More than a third of a century later, the U.S. Supreme Court overturned the death sentence of an intellectually disabled killer in Starke
The news today at the top of the front: The U.S. Supreme Court on Tuesday struck down the death sentence of Freddie Lee Hall, who killed a Hernando County sheriff's deputy and a pregnant woman in Sumter County on the same day in 1978. Three things I underlined in the Times' editorial:
1. The difficulty in defining which death row inmates are so intellectually disabled they should not be executed is one more reason to stop imposing the death penalty. The U.S. Supreme Court on Tuesday prudently overturned a Florida law that says inmates with an IQ score above 70 cannot be considered intellectually disabled and avoid a death sentence. But the court gave little guidance to the Florida Legislature about how to better define when someone is so intellectually disabled that executing him would violate the U.S. Constitution's ban against cruel and unusual punishment. The likelihood that Florida legislators will set politics aside to craft a thoughtful response ranges between slim and none.

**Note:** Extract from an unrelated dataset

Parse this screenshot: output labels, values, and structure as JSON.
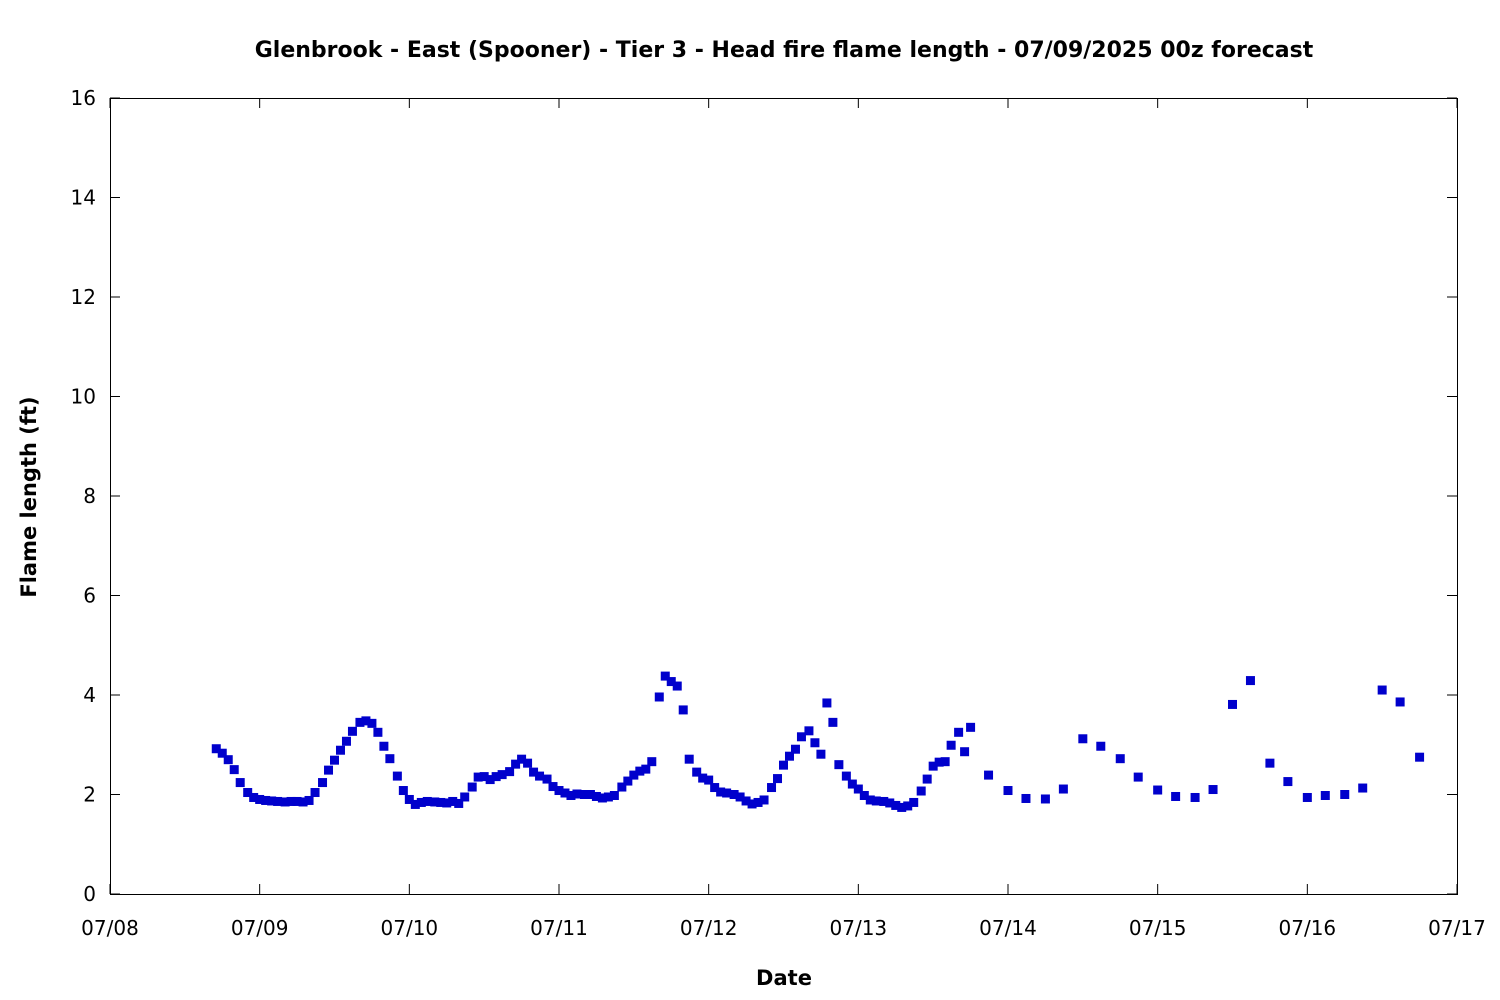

2. "Florida's law contravenes our nation's commitment to dignity and its duty to teach human decency as the mark of a civilized world."
3. The same criticism applies to the death penalty overall. Other states that are struggling to mix an effective lethal cocktail of drugs for executions are pondering a return to firing squads or the electric chair. In Florida, the deadly injections are working just fine at Florida State Prison, and Gov. Rick Scott is signing death warrants at a faster pace. That hardly reflects human decency in a civilized world.